I just don't see what the Crown reduction did to help this tree. ...I can even see leaving it alone,
With that kind of defect and that kind of target, that would be the height of arboricultural irresponsibility. Ar eyou sure you meat to say that?
but hacking away trying to make it conform to your idea of a symmetrical tree?
Every cut was made for a single reason--lessening risk. Aesthetics is seldom a factor; physics and safety drive the process. Increased symmetry can look better when it is a safer, more stable form, but many asymmetric trees are very stable, so with them there is nothing to change.

Unless it's a standalone specimen, every tree functions as a part of a grove and is evaluated in that light. This pine looked better imo when it had the graceful sweeping branches over the wires and house. But even without the split, I would have shortened them (tho not that many or that much), to decrease risk of limb breakage from ice and storms.

This tree is still fairly young, and will send new growth from all the growing tips, most of which are now pointing more up and to the other sides than out over the targets. Longterm it will again grow toward the light, and its beauty will increase a lot but the risk will increase only a little.
 
In that area with the potential for high winds in the region, I would try to get a C&B system in there.

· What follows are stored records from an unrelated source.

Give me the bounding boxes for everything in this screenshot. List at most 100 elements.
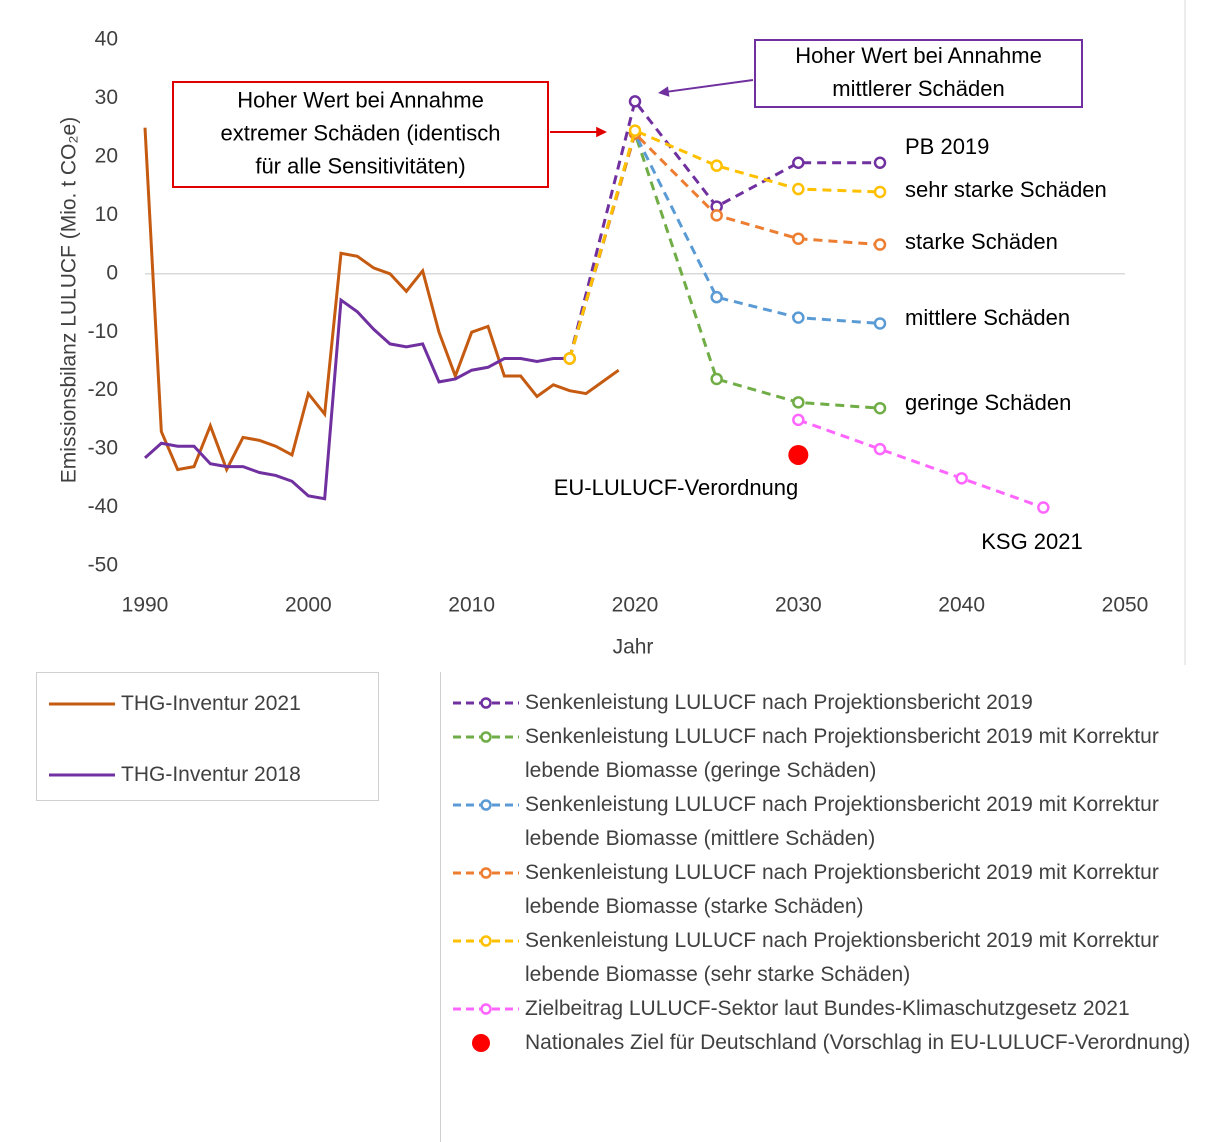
legend-text: Senkenleistung LULUCF nach Projektionsbe… bbox=[525, 861, 1159, 918]
legend-item: Senkenleistung LULUCF nach Projektionsbe… bbox=[441, 788, 1191, 856]
y-tick-label: 40 bbox=[95, 28, 118, 51]
callout-arrow bbox=[663, 79, 754, 94]
legend-item: THG-Inventur 2021 bbox=[37, 687, 378, 721]
series-label: KSG 2021 bbox=[981, 529, 1083, 554]
legend-swatch bbox=[453, 799, 519, 811]
legend-marker bbox=[480, 1003, 492, 1015]
point-marker bbox=[873, 442, 887, 456]
series-line bbox=[143, 297, 570, 501]
callout-arrowhead bbox=[596, 126, 607, 138]
legend-dot bbox=[472, 1034, 490, 1052]
callout-box bbox=[754, 39, 1083, 108]
point-marker bbox=[792, 232, 805, 245]
legend-marker bbox=[480, 935, 492, 947]
point-marker bbox=[628, 95, 642, 108]
legend-item: Senkenleistung LULUCF nach Projektionsbe… bbox=[441, 856, 1191, 924]
point-marker bbox=[710, 290, 723, 304]
x-tick-label: 1990 bbox=[122, 594, 169, 617]
point-marker bbox=[955, 472, 968, 485]
legend-text: Nationales Ziel für Deutschland (Vorschl… bbox=[525, 1031, 1191, 1054]
legend-text: THG-Inventur 2021 bbox=[121, 692, 301, 715]
legend-text: Zielbeitrag LULUCF-Sektor laut Bundes-Kl… bbox=[525, 997, 1130, 1020]
y-tick-label: -40 bbox=[88, 495, 118, 518]
legend-text: Senkenleistung LULUCF nach Projektionsbe… bbox=[525, 793, 1159, 850]
legend-left: THG-Inventur 2021 THG-Inventur 2018 bbox=[36, 672, 379, 801]
x-tick-label: 2050 bbox=[1102, 594, 1149, 617]
legend-text: THG-Inventur 2018 bbox=[121, 763, 301, 786]
legend-swatch bbox=[453, 935, 519, 947]
x-tick-label: 2010 bbox=[448, 594, 495, 617]
legend-marker bbox=[480, 867, 492, 879]
point-marker bbox=[873, 238, 887, 251]
point-marker bbox=[563, 352, 576, 365]
legend-item: Senkenleistung LULUCF nach Projektionsbe… bbox=[441, 924, 1191, 992]
series-line bbox=[143, 127, 620, 474]
point-marker bbox=[873, 401, 887, 415]
series-line bbox=[568, 128, 881, 410]
legend-item: Senkenleistung LULUCF nach Projektionsbe… bbox=[441, 686, 1191, 720]
point-marker bbox=[873, 317, 887, 330]
series-label: EU-LULUCF-Verordnung bbox=[554, 475, 799, 500]
y-tick-label: -30 bbox=[88, 437, 118, 460]
legend-swatch bbox=[49, 773, 115, 777]
series-label: starke Schäden bbox=[905, 229, 1058, 254]
point-marker bbox=[792, 413, 805, 427]
y-tick-label: -50 bbox=[88, 554, 118, 577]
legend-swatch bbox=[453, 867, 519, 879]
point-marker bbox=[628, 124, 642, 137]
point-marker bbox=[710, 159, 723, 172]
legend-marker bbox=[480, 731, 492, 743]
series-label: PB 2019 bbox=[905, 134, 989, 159]
x-tick-label: 2030 bbox=[775, 594, 822, 617]
series-label: geringe Schäden bbox=[905, 390, 1071, 415]
legend-swatch bbox=[453, 1003, 519, 1015]
y-tick-label: 20 bbox=[95, 144, 118, 167]
legend-marker bbox=[480, 697, 492, 709]
legend-text: Senkenleistung LULUCF nach Projektionsbe… bbox=[525, 691, 1033, 714]
target-dot bbox=[788, 444, 809, 465]
legend-right: Senkenleistung LULUCF nach Projektionsbe… bbox=[440, 672, 1231, 1142]
y-tick-label: 10 bbox=[95, 203, 118, 226]
point-marker bbox=[710, 372, 723, 386]
point-marker bbox=[1037, 501, 1050, 514]
y-tick-label: -20 bbox=[88, 378, 118, 401]
point-marker bbox=[792, 311, 805, 324]
callout-text: Hoher Wert bei Annahme bbox=[795, 43, 1042, 68]
point-marker bbox=[792, 156, 805, 169]
series-label: sehr starke Schäden bbox=[905, 177, 1107, 202]
legend-item: Nationales Ziel für Deutschland (Vorschl… bbox=[441, 1026, 1191, 1060]
point-marker bbox=[710, 209, 723, 222]
legend-swatch bbox=[472, 1034, 490, 1052]
x-tick-label: 2020 bbox=[612, 594, 659, 617]
series-line bbox=[568, 128, 881, 359]
legend-text: Senkenleistung LULUCF nach Projektionsbe… bbox=[525, 725, 1159, 782]
point-marker bbox=[873, 185, 887, 199]
legend-swatch bbox=[453, 731, 519, 743]
x-tick-label: 2000 bbox=[285, 594, 332, 617]
chart: Jahr Emissionsbilanz LULUCF (Mio. t CO₂e… bbox=[58, 0, 1186, 665]
point-marker bbox=[873, 156, 887, 169]
callout-text: für alle Sensitivitäten) bbox=[255, 153, 465, 178]
legend-item: Senkenleistung LULUCF nach Projektionsbe… bbox=[441, 720, 1191, 788]
x-tick-label: 2040 bbox=[938, 594, 985, 617]
callout-text: extremer Schäden (identisch bbox=[220, 120, 500, 145]
legend-marker bbox=[480, 799, 492, 811]
x-axis-label: Jahr bbox=[613, 636, 654, 659]
point-marker bbox=[792, 182, 805, 196]
legend-swatch bbox=[453, 697, 519, 709]
legend-item: THG-Inventur 2018 bbox=[37, 758, 378, 792]
callout-box bbox=[172, 81, 549, 188]
callout-arrowhead bbox=[658, 86, 670, 97]
y-axis-label: Emissionsbilanz LULUCF (Mio. t CO₂e) bbox=[58, 117, 81, 483]
y-tick-label: 0 bbox=[106, 261, 118, 284]
legend-item: Zielbeitrag LULUCF-Sektor laut Bundes-Kl… bbox=[441, 992, 1191, 1026]
series-line bbox=[797, 418, 1044, 509]
y-tick-label: 30 bbox=[95, 86, 118, 109]
point-marker bbox=[792, 396, 805, 409]
y-tick-label: -10 bbox=[88, 320, 118, 343]
legend-swatch bbox=[49, 702, 115, 706]
callout-text: mittlerer Schäden bbox=[832, 76, 1004, 101]
callout-text: Hoher Wert bei Annahme bbox=[237, 87, 484, 112]
legend-text: Senkenleistung LULUCF nach Projektionsbe… bbox=[525, 929, 1159, 986]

All Pinus with that look have a high failure rate, IM(ns)HO
 
lets not ignore the southern pine beetle problem - do that and all your pruning cabeling and bracing is for naught. bushman suggested a spray and i agree. for those of you who do live amongst the southern pine beetle it is an epidemic. the spb will kill its host quickly sending pherremone attractants to all their buddies, then move on to healthy trees and kill them. the spb can decimate entire trackts of pinus taeda. many times removal is the primary option, but in the case of trying to save the tree...
i would suggest some bifenthrin, primarilty the product onyx which i have good results with and even put to the test on a lobloyy in my own yard. also some deep root watering will help to mitigate the beetle damage. dont ignore this treeseer.
 
arboromega said:
lets not ignore the southern pine beetle problem -... it is an epidemic. ...in the case of trying to save the tree...
i would suggest some bifenthrin, primarilty the product onyx...also some deep root watering will help to mitigate the beetle damage. dont ignore this treeseer.
Thanks omega, it was my opinion and I think others' too that the profuse pitching was a sign that the invasion was likely repelled. However, it's been ~9 yrs since the spb population hit epidemic levels, and I remember the last one--very ugly as you say. nOthing to fool with.

My faith in Onyx is poor due to its use on a big oak for borers. Guys in a yellow truck sprayed an infestation in nov and feb. I was called to the tree in May and borers were still quite active. I dug away the dead tissue, hit it with a garden hose, and am going back to treat the active spots. Not sure I'll use onyx on it again; what esle is good?